For Colored Girls

ForColored Girls castAWESOME!







These are all words I’d use to describe last week’s performances of For Colored Girls. I was able to witness a local cast transform the bodies, voices and movements into powerful, meaningful roles.  Although their costumes were mainly simple long skirts and colorful t-shirts, when each person opened their mouth – you listened.

Whether the beat of the drum or the harmony to the melody, talent surrounded all walls of the KY Center.  The all female cast made you laugh, cry and question yourself whether you should laugh or cry.  My husband was glad we sat in the second row, because all men sitting in the front row were easy targets to incorporate into the scene.   It was entertaining to watch the guy sitting in front of us have the entire cast vocalize their frustrations to him.

And can you say full house?  Packed crowds every night to support an African American play, with African American actresses and an African American producer.  Rush Trowel, the brainchild behind the production, worked his magic and showed that Louisville can hold its own.

I loved meeting the cast after the show.  During the play I was intrigued by JD Green’s performance.  She transformed from a young girl to an angry man and she made me feel as if I never wanted to cross her.  To my surprise, this was her first acting opportunity.  

I was fortunate to sit close to Donna Mason during a group scene where she played a homeless person.
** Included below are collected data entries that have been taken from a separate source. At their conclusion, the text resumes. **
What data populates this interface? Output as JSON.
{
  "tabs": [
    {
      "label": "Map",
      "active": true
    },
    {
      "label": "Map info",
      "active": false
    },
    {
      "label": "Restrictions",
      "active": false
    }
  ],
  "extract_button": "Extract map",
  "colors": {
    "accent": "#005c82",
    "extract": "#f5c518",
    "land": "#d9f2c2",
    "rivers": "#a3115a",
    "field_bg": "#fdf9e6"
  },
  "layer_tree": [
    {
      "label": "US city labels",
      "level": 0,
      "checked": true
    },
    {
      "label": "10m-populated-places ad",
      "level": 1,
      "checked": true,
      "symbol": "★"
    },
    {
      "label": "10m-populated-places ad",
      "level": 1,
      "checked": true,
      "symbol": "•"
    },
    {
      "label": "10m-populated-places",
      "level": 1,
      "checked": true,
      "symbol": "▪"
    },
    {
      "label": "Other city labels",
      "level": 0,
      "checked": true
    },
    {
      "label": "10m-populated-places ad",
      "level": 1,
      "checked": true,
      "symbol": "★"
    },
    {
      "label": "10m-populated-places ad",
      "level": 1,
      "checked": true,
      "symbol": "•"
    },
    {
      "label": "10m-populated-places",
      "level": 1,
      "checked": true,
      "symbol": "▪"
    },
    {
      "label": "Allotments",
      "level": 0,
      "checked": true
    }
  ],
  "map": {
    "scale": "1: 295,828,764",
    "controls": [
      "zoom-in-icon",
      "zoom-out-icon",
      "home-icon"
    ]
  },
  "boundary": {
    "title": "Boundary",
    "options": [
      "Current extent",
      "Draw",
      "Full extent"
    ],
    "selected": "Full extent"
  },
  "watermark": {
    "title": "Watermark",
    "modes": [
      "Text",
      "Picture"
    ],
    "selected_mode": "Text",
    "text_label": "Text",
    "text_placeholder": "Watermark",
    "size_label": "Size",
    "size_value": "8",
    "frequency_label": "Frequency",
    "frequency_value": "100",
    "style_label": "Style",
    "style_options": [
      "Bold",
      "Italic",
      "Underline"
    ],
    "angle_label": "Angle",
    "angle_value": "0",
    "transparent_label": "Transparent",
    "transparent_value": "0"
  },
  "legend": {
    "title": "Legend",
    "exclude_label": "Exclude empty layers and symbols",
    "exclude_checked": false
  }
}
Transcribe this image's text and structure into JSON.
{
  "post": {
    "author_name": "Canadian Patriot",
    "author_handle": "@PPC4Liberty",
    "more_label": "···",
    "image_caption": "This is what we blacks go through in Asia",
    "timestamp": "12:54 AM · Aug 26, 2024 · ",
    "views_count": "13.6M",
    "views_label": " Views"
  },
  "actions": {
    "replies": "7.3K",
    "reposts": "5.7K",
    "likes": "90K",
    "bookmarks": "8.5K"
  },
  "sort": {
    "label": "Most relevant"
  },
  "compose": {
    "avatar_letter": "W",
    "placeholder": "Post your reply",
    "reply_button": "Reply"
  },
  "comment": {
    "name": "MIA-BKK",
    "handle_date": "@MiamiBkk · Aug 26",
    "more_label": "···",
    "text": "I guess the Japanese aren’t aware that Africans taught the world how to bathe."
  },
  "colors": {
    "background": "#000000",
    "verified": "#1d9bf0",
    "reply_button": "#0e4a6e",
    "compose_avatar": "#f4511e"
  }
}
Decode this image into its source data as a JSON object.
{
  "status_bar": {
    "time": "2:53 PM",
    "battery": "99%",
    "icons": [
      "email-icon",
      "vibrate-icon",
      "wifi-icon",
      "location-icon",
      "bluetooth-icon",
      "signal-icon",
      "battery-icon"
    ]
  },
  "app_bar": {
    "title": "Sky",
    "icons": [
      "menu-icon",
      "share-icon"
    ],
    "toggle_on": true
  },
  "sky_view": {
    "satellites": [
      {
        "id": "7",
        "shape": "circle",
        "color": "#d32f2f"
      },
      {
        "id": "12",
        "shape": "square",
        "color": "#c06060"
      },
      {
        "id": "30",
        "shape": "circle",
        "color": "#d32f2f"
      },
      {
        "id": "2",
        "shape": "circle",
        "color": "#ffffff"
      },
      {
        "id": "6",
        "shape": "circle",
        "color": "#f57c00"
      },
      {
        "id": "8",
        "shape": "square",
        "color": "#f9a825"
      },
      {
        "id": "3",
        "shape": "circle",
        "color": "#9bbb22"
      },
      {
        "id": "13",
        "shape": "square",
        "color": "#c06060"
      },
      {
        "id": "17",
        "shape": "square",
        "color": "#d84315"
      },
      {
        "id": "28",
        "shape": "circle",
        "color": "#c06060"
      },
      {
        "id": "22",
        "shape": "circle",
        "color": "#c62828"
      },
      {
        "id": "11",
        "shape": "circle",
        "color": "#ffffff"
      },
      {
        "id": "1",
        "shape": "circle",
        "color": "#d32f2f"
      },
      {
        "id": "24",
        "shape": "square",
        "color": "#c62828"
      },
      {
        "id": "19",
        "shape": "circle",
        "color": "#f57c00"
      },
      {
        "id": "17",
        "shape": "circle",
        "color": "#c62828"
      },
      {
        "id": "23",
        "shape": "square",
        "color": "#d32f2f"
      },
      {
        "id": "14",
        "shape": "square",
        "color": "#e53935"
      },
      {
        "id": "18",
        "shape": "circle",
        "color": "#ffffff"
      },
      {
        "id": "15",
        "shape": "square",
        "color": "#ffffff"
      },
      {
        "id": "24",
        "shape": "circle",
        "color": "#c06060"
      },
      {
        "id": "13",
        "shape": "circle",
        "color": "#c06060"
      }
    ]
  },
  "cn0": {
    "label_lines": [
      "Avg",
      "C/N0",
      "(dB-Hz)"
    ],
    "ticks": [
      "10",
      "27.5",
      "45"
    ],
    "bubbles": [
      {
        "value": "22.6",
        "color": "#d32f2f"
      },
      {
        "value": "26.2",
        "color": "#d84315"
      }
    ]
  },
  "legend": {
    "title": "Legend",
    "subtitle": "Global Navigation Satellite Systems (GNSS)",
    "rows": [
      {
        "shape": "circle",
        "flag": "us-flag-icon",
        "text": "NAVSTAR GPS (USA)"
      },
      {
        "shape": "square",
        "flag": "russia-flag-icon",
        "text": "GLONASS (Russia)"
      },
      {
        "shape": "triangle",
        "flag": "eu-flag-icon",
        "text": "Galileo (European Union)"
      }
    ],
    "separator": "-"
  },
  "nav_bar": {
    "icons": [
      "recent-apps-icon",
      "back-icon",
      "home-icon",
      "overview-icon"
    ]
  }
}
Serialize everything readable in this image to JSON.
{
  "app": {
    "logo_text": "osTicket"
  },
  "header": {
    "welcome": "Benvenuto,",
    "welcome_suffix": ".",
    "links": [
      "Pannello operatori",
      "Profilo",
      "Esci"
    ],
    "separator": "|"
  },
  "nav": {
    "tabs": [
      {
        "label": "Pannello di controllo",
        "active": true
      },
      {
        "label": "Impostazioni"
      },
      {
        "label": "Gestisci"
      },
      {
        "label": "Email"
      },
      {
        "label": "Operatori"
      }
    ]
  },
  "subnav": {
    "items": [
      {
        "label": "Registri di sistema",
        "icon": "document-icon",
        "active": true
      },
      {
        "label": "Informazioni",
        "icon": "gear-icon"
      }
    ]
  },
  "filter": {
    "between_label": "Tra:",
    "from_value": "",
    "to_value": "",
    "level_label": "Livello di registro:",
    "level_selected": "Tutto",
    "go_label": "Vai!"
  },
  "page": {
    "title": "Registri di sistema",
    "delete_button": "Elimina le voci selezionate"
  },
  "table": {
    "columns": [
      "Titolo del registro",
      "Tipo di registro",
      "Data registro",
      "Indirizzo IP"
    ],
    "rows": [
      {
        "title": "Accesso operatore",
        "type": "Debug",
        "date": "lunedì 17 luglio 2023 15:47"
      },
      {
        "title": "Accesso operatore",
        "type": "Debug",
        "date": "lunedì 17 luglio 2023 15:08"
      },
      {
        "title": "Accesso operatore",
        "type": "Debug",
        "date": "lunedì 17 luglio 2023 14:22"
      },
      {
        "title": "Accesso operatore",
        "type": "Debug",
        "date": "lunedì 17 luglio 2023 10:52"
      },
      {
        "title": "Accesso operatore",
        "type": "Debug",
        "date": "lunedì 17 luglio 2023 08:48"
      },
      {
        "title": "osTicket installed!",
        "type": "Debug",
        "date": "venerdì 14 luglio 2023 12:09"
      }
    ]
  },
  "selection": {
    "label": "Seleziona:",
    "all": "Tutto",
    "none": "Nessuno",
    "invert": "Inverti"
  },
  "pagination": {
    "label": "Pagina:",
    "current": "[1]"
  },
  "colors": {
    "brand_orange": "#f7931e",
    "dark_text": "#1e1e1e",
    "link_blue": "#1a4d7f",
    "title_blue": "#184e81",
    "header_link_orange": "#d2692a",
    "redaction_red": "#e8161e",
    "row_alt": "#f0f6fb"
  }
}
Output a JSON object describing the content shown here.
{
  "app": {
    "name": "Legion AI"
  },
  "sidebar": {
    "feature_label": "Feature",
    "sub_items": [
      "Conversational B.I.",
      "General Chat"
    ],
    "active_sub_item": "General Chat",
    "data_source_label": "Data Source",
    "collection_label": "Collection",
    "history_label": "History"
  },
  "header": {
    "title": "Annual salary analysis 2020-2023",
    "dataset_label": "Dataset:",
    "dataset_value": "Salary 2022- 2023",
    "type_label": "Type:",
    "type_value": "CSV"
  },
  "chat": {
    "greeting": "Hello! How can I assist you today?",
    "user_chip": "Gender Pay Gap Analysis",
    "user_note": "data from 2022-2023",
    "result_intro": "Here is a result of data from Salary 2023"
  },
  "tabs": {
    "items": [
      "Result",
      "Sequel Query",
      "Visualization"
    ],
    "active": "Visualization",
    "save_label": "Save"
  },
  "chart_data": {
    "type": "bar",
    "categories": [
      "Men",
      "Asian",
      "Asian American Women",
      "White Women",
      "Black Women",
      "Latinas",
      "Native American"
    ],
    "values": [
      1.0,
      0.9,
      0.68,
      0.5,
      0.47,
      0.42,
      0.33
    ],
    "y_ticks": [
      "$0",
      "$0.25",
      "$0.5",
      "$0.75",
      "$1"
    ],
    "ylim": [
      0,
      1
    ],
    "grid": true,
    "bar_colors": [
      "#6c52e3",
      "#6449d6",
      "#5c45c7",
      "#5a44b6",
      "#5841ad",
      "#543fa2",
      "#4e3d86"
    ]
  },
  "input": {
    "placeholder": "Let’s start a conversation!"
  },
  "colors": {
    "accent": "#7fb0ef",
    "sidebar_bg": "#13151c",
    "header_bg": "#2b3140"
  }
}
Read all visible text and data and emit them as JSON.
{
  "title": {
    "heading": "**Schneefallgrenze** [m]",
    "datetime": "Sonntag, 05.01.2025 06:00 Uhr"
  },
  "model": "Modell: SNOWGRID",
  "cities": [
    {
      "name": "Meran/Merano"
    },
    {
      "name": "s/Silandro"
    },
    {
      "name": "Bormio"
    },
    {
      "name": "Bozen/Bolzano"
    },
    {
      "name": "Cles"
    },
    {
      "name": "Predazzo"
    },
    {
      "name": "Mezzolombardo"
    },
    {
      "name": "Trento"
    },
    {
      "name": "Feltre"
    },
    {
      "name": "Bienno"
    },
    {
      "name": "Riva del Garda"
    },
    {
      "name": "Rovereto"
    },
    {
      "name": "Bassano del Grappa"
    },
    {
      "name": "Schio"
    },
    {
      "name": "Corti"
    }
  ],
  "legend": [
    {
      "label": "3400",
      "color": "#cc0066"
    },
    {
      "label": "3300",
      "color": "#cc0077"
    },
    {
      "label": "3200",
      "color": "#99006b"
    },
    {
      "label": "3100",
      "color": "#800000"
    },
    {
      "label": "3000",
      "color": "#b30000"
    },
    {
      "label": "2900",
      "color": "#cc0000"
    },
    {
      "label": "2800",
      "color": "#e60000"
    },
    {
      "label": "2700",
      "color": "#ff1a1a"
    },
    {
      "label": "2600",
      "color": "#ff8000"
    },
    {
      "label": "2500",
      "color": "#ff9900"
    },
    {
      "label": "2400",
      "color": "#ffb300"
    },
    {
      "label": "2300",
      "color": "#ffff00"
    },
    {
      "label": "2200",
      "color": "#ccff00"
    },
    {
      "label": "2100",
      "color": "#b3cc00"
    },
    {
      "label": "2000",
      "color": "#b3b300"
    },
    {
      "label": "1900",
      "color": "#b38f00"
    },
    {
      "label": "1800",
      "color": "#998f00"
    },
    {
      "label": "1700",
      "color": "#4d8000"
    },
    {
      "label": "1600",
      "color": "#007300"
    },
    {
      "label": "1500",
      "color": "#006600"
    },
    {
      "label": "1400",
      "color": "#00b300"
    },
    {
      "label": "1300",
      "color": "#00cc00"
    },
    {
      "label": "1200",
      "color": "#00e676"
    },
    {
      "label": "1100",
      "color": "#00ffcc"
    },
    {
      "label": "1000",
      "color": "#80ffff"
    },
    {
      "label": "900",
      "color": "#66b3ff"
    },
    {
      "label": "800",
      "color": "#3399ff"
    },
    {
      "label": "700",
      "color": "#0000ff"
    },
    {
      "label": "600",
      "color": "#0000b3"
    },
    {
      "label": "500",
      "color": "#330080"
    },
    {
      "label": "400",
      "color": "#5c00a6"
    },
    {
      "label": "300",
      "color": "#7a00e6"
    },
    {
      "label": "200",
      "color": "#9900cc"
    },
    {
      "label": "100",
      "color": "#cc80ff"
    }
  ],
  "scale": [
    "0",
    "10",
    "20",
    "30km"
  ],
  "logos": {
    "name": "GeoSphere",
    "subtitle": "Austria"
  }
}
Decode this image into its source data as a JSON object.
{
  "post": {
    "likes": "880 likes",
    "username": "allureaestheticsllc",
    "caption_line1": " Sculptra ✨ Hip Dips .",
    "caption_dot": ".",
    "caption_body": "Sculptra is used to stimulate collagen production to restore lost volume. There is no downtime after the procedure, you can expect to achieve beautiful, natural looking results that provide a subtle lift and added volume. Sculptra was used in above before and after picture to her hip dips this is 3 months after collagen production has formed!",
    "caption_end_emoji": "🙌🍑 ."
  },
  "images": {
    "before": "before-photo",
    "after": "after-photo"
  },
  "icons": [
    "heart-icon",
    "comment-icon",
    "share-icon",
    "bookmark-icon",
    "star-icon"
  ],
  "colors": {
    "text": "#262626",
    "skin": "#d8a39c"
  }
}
Most of what she did was off the cuff and not even a part of the main acting occurring, but everyone in our section was glued to her every subtle movement.

Anyone in the audience remembers the powerful ending headed by the amazingly talented Ebony Jordan.  She reached deep into her soul and pulled all of us in with her.  And we stayed with her.  And we felt her pain.  And we didn’t know what to do to make it better.

Local talent exists all over Louisville and we need to support avenues that showcase these people.  But the thing about it is, we all have talents.  Whether it’s theater, poetry, cooking, electronics, landscaping or teaching – we all have a gift.  Some of us are able to more visibly show our gifts.  Others are waiting for the right opportunity to shine. Just know, opportunity rarely comes and knocks on your door, you have to go knock on opportunity’s door.  Follow your dreams and opportunity will follow you!